- Classification: Division I
- Season: 2008–09
- Teams: 8
- Site: Merrell Center Katy, Texas
- Champions: Stephen F. Austin (1st title)
- Winning coach: Danny Kaspar (1st title)
- MVP: Matt Kingsley (Stephen F. Austin)
- Television: ESPN2

= 2009 Southland Conference men's basketball tournament =

The 2009 Southland Conference men's basketball tournament, a part of the 2008-09 NCAA Division I men's basketball season, took place March 12–15, 2009 at the Merrell Center in Katy, Texas. The winner of the tournament received the Southland Conference's automatic bid to the 2009 NCAA Tournament.

==Format==
The top eight eligible men's basketball teams in the Southland Conference received a berth in the conference tournament. After the conference season, teams were seeded by conference record. The first round match-ups were as shown below.

==Bracket==

All times Eastern.

==Championship game==

In the title game, Stephen F. Austin won their first conference title and clinched their first birth to the Division I NCAA Men’s Basketball Championship. Matt Kingsley, a fifth-year senior, led the Lumberjacks with 20 points in the 68–57 win over Texas-San Antonio. Kingsley was named the tournament MVP. The Lumberjacks also got 16 points apiece from Eddie Williams and Josh Alexander.
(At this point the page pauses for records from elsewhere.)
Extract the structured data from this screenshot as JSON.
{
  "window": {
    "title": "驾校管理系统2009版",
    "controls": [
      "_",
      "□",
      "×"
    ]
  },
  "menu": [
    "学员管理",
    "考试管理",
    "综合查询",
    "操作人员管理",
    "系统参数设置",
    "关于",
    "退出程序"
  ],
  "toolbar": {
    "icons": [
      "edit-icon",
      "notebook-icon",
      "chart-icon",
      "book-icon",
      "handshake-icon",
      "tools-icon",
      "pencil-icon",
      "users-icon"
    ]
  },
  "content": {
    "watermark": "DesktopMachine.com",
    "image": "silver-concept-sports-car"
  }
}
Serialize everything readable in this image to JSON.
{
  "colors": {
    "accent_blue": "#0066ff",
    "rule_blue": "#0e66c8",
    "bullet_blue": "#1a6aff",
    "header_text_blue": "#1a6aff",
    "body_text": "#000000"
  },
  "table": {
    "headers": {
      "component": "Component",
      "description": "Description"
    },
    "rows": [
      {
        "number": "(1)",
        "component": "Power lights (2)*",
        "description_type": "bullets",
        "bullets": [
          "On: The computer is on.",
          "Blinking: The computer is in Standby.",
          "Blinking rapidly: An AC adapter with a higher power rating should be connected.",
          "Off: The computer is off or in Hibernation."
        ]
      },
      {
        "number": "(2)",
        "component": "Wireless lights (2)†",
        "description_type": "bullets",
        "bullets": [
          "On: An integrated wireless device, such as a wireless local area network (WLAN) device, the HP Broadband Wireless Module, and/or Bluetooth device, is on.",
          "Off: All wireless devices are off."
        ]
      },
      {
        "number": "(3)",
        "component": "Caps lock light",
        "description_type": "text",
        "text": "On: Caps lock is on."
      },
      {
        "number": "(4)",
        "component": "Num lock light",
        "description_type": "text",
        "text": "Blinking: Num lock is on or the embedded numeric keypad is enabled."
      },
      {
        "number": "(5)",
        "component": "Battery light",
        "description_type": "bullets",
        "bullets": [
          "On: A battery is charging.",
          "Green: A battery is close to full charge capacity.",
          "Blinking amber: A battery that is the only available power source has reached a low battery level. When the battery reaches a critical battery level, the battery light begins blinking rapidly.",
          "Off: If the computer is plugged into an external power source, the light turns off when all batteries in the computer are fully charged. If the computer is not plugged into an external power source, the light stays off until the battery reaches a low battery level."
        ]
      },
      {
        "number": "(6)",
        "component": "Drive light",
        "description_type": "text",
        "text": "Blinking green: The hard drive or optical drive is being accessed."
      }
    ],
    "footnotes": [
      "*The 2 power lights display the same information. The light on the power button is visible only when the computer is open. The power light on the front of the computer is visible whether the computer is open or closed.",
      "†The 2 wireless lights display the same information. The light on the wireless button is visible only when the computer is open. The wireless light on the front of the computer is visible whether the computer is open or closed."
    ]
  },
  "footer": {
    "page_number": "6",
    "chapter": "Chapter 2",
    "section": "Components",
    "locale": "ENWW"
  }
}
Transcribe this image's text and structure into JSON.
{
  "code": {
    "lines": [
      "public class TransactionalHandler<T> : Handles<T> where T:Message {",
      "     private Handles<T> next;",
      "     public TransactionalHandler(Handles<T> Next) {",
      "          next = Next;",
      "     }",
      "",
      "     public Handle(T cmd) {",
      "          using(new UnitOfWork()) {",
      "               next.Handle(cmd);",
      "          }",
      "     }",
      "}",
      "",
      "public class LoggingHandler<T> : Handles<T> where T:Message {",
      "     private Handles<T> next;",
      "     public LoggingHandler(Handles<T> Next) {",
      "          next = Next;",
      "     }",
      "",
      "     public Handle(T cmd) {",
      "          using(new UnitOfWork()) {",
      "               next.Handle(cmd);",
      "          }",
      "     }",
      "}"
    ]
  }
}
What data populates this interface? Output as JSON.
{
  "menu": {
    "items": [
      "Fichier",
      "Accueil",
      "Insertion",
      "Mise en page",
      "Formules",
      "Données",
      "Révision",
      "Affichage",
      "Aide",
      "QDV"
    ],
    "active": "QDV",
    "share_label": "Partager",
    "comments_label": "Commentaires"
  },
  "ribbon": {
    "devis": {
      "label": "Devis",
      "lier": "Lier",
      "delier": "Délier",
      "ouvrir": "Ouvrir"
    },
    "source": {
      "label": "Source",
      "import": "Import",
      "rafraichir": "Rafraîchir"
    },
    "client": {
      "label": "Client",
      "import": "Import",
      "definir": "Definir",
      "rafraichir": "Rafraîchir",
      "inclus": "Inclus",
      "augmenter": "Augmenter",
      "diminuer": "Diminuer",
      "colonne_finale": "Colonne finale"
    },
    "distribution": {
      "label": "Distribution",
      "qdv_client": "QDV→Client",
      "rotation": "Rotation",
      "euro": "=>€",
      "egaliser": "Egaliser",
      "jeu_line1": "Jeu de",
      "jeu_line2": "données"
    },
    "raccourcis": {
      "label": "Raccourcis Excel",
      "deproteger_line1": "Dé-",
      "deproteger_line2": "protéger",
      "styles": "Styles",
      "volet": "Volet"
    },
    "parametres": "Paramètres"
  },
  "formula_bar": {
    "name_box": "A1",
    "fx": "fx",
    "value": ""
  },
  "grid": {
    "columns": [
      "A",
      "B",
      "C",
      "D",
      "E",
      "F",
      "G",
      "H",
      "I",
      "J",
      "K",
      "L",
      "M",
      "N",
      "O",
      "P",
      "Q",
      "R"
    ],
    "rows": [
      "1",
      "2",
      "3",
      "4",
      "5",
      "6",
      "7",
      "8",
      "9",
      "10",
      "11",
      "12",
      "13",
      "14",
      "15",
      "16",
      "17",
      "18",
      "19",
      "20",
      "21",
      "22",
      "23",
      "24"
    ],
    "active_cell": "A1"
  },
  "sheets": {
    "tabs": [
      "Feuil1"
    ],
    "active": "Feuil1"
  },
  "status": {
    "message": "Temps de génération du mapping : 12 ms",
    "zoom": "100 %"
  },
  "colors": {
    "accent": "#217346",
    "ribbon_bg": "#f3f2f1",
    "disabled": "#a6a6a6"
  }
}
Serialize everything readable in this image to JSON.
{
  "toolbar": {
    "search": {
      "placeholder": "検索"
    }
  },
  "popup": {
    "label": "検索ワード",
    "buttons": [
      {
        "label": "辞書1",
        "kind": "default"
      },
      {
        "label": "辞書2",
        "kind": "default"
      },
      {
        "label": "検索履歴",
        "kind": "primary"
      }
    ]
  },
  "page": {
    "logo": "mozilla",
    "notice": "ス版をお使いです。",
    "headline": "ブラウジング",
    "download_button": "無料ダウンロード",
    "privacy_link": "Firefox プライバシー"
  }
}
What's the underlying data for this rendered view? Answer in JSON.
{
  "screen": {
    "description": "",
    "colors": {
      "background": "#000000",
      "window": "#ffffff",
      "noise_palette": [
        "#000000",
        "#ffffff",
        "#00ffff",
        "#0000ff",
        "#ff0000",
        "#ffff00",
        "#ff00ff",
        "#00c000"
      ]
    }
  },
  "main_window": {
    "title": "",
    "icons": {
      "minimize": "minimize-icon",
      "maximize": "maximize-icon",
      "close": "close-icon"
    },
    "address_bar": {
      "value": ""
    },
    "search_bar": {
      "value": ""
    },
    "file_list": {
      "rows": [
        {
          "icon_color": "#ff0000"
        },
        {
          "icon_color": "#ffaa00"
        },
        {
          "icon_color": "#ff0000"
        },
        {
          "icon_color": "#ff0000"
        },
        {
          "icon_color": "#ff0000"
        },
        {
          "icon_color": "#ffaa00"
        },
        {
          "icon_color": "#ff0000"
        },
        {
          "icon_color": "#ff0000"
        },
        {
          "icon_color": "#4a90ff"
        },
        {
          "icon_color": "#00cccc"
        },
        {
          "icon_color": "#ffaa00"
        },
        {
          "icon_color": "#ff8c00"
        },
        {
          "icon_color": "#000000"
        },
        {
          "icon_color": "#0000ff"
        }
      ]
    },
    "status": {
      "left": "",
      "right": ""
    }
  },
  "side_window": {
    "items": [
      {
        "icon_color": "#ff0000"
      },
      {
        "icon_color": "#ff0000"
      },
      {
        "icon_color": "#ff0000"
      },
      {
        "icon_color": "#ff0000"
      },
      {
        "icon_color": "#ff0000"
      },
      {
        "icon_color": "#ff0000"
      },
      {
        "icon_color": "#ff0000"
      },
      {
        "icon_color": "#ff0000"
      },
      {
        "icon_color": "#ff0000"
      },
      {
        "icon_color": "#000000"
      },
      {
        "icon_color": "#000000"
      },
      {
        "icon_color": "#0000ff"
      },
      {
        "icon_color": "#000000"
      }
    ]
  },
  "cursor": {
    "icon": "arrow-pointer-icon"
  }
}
Devin Gibson led UTSA with a game-high 23 points. While the game was close throughout, SFA never trailed in the first half, and led 37–28 at halftime. They closed the first half on a 20–6 run that culminated with a three-pointer from Walt Harris. Despite Gibson's best efforts, the Roadrunners never got closer than five points behind the second half.

The Lumberjacks became the fifteenth different team to win the Southland Conference Tournament.